1. 国におけるグリーンインフラの位置付け

 グリーンインフラの定義を平たく言えば、「道路や河川、公園、まちづくりなどのハード・ソフトを設計するときに、森や川、農地、公園など自然がもつ多様な働きを活用しながら、持続可能で魅力ある地域づくりを進める考え方」がグリーンインフラです。従来のコンクリート中心のインフラ(いわゆるグレーインフラ)は、機能が単目的になりがちで、更新のたびに大きな投資を必要とし、風景や生きものとの相性が悪いことも多いという弱点がありました。自然を活かしたインフラは、雨水貯留や浸水対策、暑さ対策、景観向上、観光・関係人口の増加、生物多様性保全や健康増進、コミュニティ形成など、ひとつの投資で複数の効果を同時に狙える存在です。

 国際的には、OECDの「環境パフォーマンスレビュー日本2025年版」は、日本について次のように評価しています。
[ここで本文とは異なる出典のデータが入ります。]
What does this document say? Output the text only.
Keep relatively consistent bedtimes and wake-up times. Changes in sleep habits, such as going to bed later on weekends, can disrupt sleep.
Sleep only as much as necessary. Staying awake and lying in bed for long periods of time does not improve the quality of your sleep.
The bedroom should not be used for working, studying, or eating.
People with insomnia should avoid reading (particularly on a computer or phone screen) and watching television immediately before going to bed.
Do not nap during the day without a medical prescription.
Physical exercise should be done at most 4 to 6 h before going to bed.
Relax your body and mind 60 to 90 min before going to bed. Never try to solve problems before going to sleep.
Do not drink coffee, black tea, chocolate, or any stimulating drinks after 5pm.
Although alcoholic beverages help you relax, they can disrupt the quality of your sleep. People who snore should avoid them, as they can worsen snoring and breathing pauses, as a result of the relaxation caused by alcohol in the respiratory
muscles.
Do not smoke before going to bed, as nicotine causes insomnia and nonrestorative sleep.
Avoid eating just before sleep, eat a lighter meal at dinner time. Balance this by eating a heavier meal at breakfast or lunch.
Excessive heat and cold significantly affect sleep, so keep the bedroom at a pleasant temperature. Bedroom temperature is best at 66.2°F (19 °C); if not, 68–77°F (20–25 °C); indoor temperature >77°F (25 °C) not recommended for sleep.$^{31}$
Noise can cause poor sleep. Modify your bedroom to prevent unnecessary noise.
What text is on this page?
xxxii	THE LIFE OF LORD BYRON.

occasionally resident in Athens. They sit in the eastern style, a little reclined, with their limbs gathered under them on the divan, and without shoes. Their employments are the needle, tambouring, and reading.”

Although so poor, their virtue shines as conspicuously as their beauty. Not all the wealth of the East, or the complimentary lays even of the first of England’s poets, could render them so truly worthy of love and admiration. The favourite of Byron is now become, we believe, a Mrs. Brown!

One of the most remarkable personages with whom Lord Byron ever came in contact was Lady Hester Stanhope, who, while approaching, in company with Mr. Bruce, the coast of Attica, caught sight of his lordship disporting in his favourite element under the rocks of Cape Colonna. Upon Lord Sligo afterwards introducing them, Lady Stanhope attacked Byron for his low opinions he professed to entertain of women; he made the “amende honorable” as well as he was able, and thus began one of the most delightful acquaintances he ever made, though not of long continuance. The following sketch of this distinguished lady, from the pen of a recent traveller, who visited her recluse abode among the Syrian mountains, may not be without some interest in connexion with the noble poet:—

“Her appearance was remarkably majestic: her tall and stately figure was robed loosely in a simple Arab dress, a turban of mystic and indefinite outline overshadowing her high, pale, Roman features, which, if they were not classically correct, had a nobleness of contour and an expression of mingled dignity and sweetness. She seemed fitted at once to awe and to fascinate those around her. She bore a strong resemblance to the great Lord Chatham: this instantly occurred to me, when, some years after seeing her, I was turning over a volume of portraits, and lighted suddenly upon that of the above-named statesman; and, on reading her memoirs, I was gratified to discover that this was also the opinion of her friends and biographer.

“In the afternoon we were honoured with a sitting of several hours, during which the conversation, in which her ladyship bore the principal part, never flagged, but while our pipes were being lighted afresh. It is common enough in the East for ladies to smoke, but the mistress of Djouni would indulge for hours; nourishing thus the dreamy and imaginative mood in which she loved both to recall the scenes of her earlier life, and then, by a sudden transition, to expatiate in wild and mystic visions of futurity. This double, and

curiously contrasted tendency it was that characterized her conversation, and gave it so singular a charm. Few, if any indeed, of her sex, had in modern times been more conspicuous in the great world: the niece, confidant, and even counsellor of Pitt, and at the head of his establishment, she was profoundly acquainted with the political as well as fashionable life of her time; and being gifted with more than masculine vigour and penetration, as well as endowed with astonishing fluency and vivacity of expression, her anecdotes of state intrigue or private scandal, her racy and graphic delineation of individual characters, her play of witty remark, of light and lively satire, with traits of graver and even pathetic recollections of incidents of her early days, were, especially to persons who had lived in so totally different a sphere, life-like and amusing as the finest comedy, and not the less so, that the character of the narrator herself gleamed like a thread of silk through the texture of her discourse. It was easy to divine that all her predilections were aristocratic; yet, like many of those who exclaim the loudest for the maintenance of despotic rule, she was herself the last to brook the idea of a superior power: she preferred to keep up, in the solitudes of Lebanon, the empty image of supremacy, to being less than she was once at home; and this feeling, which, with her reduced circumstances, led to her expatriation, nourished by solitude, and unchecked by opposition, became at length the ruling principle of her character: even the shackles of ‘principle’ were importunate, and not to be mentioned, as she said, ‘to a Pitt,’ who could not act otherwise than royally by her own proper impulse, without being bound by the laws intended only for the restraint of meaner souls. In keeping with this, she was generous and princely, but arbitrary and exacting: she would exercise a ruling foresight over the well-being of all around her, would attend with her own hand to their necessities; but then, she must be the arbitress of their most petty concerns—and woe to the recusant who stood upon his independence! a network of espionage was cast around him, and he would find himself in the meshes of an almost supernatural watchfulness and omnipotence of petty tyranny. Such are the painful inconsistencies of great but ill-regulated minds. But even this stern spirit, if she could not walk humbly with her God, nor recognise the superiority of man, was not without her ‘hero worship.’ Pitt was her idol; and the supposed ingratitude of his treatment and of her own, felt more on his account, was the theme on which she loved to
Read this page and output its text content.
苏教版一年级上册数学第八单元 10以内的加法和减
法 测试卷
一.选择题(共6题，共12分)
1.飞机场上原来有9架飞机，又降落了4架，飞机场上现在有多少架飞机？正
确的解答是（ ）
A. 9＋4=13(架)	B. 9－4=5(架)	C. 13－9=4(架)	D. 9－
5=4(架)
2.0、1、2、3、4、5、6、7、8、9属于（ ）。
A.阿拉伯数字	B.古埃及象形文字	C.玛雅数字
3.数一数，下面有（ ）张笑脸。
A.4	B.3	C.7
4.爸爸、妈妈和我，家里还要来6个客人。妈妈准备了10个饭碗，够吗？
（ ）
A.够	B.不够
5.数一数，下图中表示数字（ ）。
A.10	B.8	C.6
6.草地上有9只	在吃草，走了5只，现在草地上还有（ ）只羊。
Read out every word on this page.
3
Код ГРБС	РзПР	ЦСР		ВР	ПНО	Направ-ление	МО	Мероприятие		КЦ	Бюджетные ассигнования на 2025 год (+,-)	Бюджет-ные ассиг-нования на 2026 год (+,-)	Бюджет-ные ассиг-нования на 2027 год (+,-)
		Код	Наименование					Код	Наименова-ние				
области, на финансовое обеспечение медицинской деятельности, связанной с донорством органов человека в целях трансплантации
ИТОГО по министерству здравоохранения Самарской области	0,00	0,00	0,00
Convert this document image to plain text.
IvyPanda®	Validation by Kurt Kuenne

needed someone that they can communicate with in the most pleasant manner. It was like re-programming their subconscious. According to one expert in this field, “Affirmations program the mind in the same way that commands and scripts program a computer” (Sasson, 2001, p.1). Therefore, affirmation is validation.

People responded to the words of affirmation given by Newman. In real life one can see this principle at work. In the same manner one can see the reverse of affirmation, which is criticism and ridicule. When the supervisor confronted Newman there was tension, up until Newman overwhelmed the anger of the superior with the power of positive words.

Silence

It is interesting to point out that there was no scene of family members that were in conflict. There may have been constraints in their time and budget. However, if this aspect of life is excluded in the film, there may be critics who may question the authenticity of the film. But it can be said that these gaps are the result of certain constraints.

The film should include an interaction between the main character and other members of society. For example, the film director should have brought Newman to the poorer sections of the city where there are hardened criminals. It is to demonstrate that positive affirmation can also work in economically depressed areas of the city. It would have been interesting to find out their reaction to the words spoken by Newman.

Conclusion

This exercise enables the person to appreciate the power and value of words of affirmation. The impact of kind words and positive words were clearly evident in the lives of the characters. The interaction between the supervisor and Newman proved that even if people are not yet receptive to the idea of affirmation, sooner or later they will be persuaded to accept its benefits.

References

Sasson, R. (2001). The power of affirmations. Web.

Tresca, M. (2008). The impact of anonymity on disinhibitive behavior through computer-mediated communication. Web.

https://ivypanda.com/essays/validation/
  • 日本ではNbS(自然を活用した解決策)が「着実に存在感を増している」

  • 沿岸湿地の保全・再生や、都市における自然を活かした開発などの取り組みが進んでいる

  • 一方で、自然地の人工化(土地の被覆)の抑制や、ネイチャーポジティブな都市開発のさらなる促進が必要である (OECD)

つまり国際機関から見て、「日本はグリーンインフラを既に使い始めている国」であり、「もっと伸ばすべきだ」と言われている状況です。

 実際、日本は「グリーンインフラ」という用語を、2014年から国家レベルの戦略文書に正式に導入した「アーリーアダプター」であり、流域ガバナンスや洪水管理、生態系ネットワーク・緑地計画、防災・減災、都市のグリーン戦略など、多分野でグリーンインフラが位置づけられており、政策上の位置づけは、「技術的な手段」から、「制度化された管理フレームワーク」へと移行しつつあります。国土交通省が2023年に策定した「グリーンインフラ推進戦略2023」は、2019年の戦略を全面改訂し、「コンセプト段階から本格実装段階へ移行した」と記載されています。この戦略では、ネイチャーポジティブ(自然再興)、グリーントランスフォーメーション(GX)といった国全体のキーワードとの整合を取りつつ、グリーンインフラを「あらゆる分野に横展開する」として位置づけています。2020年3月に設立された「グリーンインフラ官民連携プラットフォーム」は、国・自治体・企業・大学・個人などが参加する全国的な枠組みで、2025年2月時点で、会員数が2,036団体・個人に達しています (MLIT)。一方で、都道府県・市区町村の会員は、全自治体数の約7.5%にとどまるともされており、自治体側の活用度合いには伸びしろが大きいようです。国土交通省は2024年9月、「グリーンインフラの事業・投資のすすめ(経済的価値の見える化を通じた都市開発・まちづくり投資の促進に向けて)」を公表、グリーンインフラの経済的便益を、物流施設・住宅・公園・道路・里山・沿岸・未利用地などのケースごとに整理して、グリーンインフラが地価や賃料などに与える「グリーンプレミアム」の波及効果を、ロジックモデルで分析して、環境認証や評価制度と組み合わせた投資・融資の事例、クラウドファンディングや「ふるさと納税」との連携など、具体的な資金調達手法を列挙しています。つまり、日本もいよいよ本格実装が始まっているという状況です。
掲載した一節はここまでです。